3 Advantages to Investing in Dividend Stocks
Dividend investors know that there are some very real advantages to investing in dividend stocks. Here are 3 advantages to investing in dividend stocks:
1. You Can Earn Passive Income
One of the main reasons that people invest in dividend stocks is to earn passive income. Dividend payments come at regular intervals, and are in addition to what you might have gained in the stock price. Because you receive a regular dividend payment, it can be used as income. All you have to do is buy the stock and sit back.
It is even possible to set up an automatic withdrawal that will help you buy shares in dividend paying investments on a regular basis. As the number of shares you own increases, so will your income. Eventually you can stop investing in the shares and just sit back and enjoy the passive income.
2. Your Money is Usually (But Not Always) Safe
There is no way to guarantee that your money is safe when you invest it; there is always the chance of loss. However, many dividend companies – especially those that have been around for a while – are solid companies with staying power. When a company is paying out a dividend, it often means that it is in a good position to share its profits with shareholders.
When you invest in a dividend paying company, not only are you receiving a regular source of income, but there is also a chance that your principal will be protected. At the very least, there is a good chance that the company in question will ride out economic problems, recovering eventually.

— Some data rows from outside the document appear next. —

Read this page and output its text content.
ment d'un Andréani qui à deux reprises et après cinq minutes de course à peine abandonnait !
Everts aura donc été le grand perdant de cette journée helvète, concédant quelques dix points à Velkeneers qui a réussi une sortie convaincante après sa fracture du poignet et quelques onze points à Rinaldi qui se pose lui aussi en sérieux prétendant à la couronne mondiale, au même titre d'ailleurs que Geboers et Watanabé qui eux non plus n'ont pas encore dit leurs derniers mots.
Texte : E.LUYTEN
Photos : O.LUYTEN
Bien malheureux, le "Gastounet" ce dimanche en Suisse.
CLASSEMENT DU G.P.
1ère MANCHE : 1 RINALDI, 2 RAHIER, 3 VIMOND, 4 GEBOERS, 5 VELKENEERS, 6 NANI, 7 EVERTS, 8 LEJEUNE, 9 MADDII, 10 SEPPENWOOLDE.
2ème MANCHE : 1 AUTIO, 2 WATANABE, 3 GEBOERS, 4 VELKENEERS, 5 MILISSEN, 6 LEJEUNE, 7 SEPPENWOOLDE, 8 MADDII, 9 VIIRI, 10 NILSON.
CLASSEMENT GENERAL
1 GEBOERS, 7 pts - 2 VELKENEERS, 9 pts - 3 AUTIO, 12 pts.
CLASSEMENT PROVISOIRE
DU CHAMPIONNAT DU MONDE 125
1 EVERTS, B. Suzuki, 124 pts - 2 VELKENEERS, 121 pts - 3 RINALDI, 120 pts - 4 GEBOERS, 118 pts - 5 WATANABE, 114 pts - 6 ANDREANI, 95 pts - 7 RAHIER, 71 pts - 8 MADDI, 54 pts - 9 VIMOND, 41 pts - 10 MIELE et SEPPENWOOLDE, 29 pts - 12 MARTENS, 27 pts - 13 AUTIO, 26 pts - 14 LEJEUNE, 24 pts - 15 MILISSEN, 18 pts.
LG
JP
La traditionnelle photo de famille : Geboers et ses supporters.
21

3. You Can Boost Your Capital Gains
Instead of taking regular dividend payments, some companies allow you the chance to reinvest your dividend earnings. So, instead of getting cash now, your earnings are automatically used buy more stock in the company. This can boost your capital gains down the road, since you are essentially receiving free stock. If the price of the stock increases, the fact that you have more shares will benefit you, boosting your gains. These types of dividend investments are known as DRIPs (dividend reinvestment plans).
The main drawback to dividend investing is that the company can reduce its dividends in times of economic trouble, or for other reasons. Even so, for many investors making use of high yield dividend stocks is a wise choice. It allows them the chance to cultivate another income stream – or boost their gains – with an investment in a company that is likely to survive.